Per la Cassazione è integrato il più grave delitto di rapina e non quello di furto con strappo

di Marina Crisafi - Strappare il cellulare di dosso alla propria amata per pura gelosia può costare molto caro. È configurabile, infatti, il delitto di rapina e non quello meno grave di furto con strappo. Ad affermarlo è la seconda sezione penale della Cassazione, con una sentenza depositata pochi giorni fa (la n. 24297/2016 qui sotto allegata), rigettando il ricorso di un uomo condannato, in primo e secondo grado, a un anno e 8 mesi di carcere oltre multa (con sospensione condizionale della pena) per rapina e lesioni, per aver letteralmente scippato il cellulare alla propria ragazza nell'intento di leggere i messaggi in esso contenuti alla ricerca di prove del suo tradimento.

A nulla sono valse le tesi dell'imputato che contestava la qualificazione giuridica del fatto, inquadrato come rapina e non come scippo, e la sussistenza dell'elemento soggettivo del reato, non avendo lo stesso agito alla ricerca di un profitto, neanche nell'accezione più ampia del termine.

Quanto alla prima doglianza, infatti, per gli Ermellini, la questione relativa alla mancata qualificazione giuridica del fatto come violazione dell'art. 624-bis c.p. è stata correttamente esaminata dai giudici di merito in conformità a quanto più volte affermato dalla stessa giurisprudenza di legittimità. In tal senso, più volte, è stato ribadito che "integra il reato di furto con strappo la condotta di violenza immediatamente rivolta verso la cosa e solo in via del tutto indiretta verso la persona che la detiene, mentre ricorre il delitto di rapina, quando la res sia particolarmente aderente al corpo del possessore e la violenza si estenda necessariamente alla persona, dovendo il soggetto attivo vincerne la resistenza e non solo superare la forza di coesione inerente alla normale relazione fisica fra il possessore e la cosa sottratta" (cfr., tra le altre, Cass. n. 41464/2010).

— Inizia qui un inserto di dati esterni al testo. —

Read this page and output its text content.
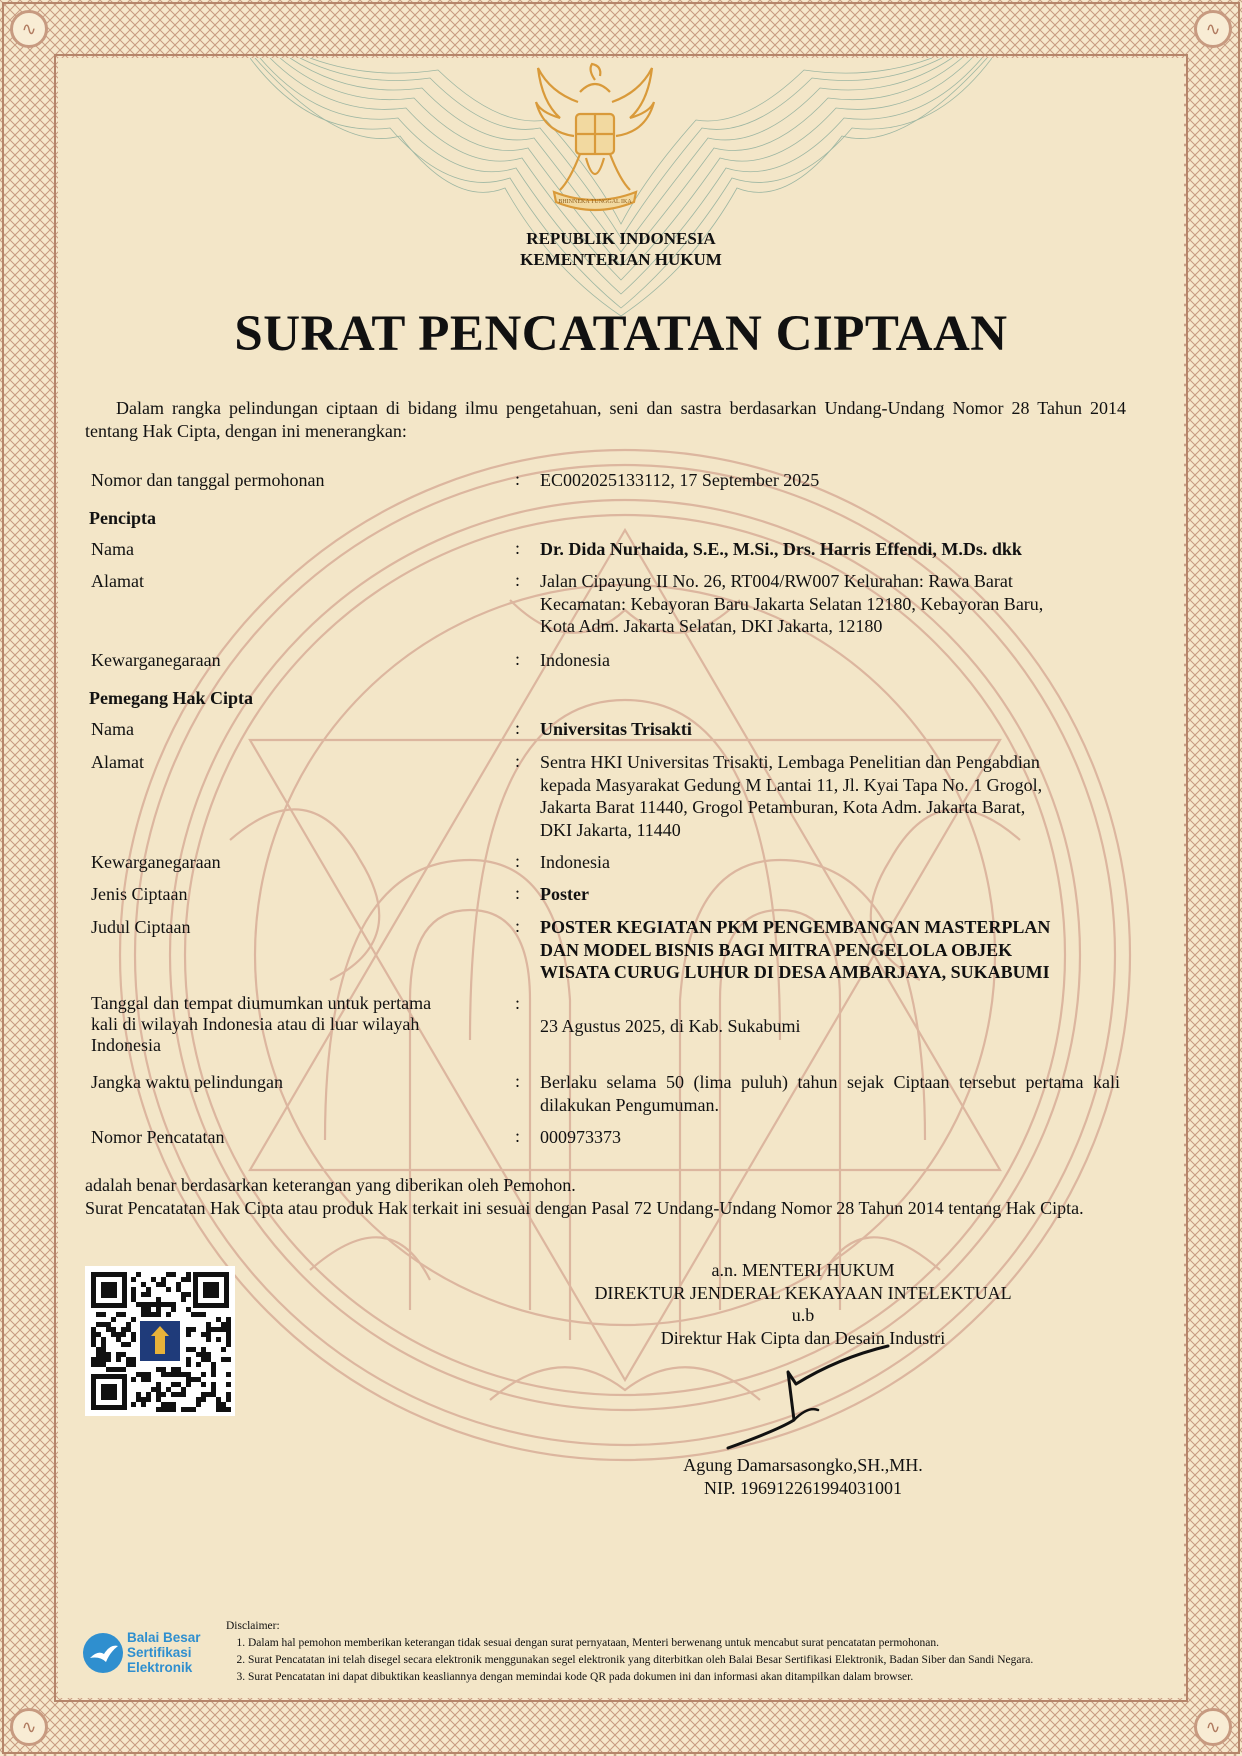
∿	∿
∿	∿
BHINNEKA TUNGGAL IKA
REPUBLIK INDONESIA
KEMENTERIAN HUKUM
SURAT PENCATATAN CIPTAAN
Dalam rangka pelindungan ciptaan di bidang ilmu pengetahuan, seni dan sastra berdasarkan Undang-Undang Nomor 28 Tahun 2014 tentang Hak Cipta, dengan ini menerangkan:
Nomor dan tanggal permohonan	: EC002025133112, 17 September 2025
Pencipta
Nama	: Dr. Dida Nurhaida, S.E., M.Si., Drs. Harris Effendi, M.Ds. dkk
Alamat	: Jalan Cipayung II No. 26, RT004/RW007 Kelurahan: Rawa Barat
Kecamatan: Kebayoran Baru Jakarta Selatan 12180, Kebayoran Baru,
Kota Adm. Jakarta Selatan, DKI Jakarta, 12180
Kewarganegaraan	: Indonesia
Pemegang Hak Cipta
Nama	: Universitas Trisakti
Alamat	: Sentra HKI Universitas Trisakti, Lembaga Penelitian dan Pengabdian
kepada Masyarakat Gedung M Lantai 11, Jl. Kyai Tapa No. 1 Grogol,
Jakarta Barat 11440, Grogol Petamburan, Kota Adm. Jakarta Barat,
DKI Jakarta, 11440
Kewarganegaraan	: Indonesia
Jenis Ciptaan	: Poster
Judul Ciptaan	: POSTER KEGIATAN PKM PENGEMBANGAN MASTERPLAN
DAN MODEL BISNIS BAGI MITRA PENGELOLA OBJEK
WISATA CURUG LUHUR DI DESA AMBARJAYA, SUKABUMI
Tanggal dan tempat diumumkan untuk pertama
kali di wilayah Indonesia atau di luar wilayah
Indonesia
:
23 Agustus 2025, di Kab. Sukabumi
Jangka waktu pelindungan	: Berlaku selama 50 (lima puluh) tahun sejak Ciptaan tersebut pertama kali dilakukan Pengumuman.
Nomor Pencatatan	: 000973373
adalah benar berdasarkan keterangan yang diberikan oleh Pemohon.
Surat Pencatatan Hak Cipta atau produk Hak terkait ini sesuai dengan Pasal 72 Undang-Undang Nomor 28 Tahun 2014 tentang Hak Cipta.
a.n. MENTERI HUKUM
DIREKTUR JENDERAL KEKAYAAN INTELEKTUAL
u.b
Direktur Hak Cipta dan Desain Industri
Agung Damarsasongko,SH.,MH.
NIP. 196912261994031001
Balai Besar
Sertifikasi
Elektronik
Disclaimer:
1. Dalam hal pemohon memberikan keterangan tidak sesuai dengan surat pernyataan, Menteri berwenang untuk mencabut surat pencatatan permohonan.
2. Surat Pencatatan ini telah disegel secara elektronik menggunakan segel elektronik yang diterbitkan oleh Balai Besar Sertifikasi Elektronik, Badan Siber dan Sandi Negara.
3. Surat Pencatatan ini dapat dibuktikan keasliannya dengan memindai kode QR pada dokumen ini dan informasi akan ditampilkan dalam browser.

Nel caso di specie, l'imputato ha diretto la propria azione violenta nei confronti della ragazza per arrivare ad impossessarsi definitivamente del telefonino che, infatti, i carabinieri hanno ritrovato in una delle tasche dei suoi pantaloni.

Quanto alla seconda doglianza, anch'essa è manifestamente infondata.

"In tema di reati contro il patrimonio - hanno ricordato dal Palazzaccio - il profitto non consiste necessariamente in un vantaggio di natura patrimoniale, potendosi concretare in qualsiasi utilità, anche solo morale, in qualsiasi soddisfazione, piacere o godimento che l'agente si riprometta di ritrarre, anche non immediatamente, dalla propria azione purché questa sia attuata impossessandosi con violenza e minaccia della cosa mobile altrui, mediante sottrazione a chi la detiene". Nella vicenda, il fatto che l'uomo abbia agito "al solo scopo di esaminare le conversazioni o i messaggi figuranti nel cellulare", proprio tale riconosciuta finalità "integra pienamente il requisito dell'ingiustizia del profitto che l'agente voleva ricavare dall'impossessamento del telefono cellulare della sua fidanzata". L'instaurazione di una relazione sentimentale tra due persone, hanno ricordato quindi i giudici della S.C., "appartiene alla sfera della libertà e rientra nel diritto inviolabile all'autodeterminazione fondato sull'art. 2 della Costituzione, dal momento che non può darsi una piena ed effettiva garanzia dei diritti inviolabili dell'uomo (e della donna) senza che sia rispettata la sua libertà di autodeterminazione". Ciò comporta la libertà di intraprendere relazioni sentimentali e di porvi fine. Ne consegue che la pretesa dell'uomo di "perquisire" il telefono della donna alla ricerca di messaggi "compromettenti, rappresenta il profitto conseguito e assume i caratteri dell'ingiustizia manifesta proprio perché, violando il diritto alla riservatezza, tende a comprimere la libertà di autodeterminazione della donna e si pone in prosecuzione ideale con il reato di lesioni, avente ad oggetto le lesioni arrecate dall'imputato alla sua fidanzata nel mentre era in preda di una crisi di gelosia".

Per cui, condanna confermata per l'uomo che dovrà pagare anche le spese di giudizio.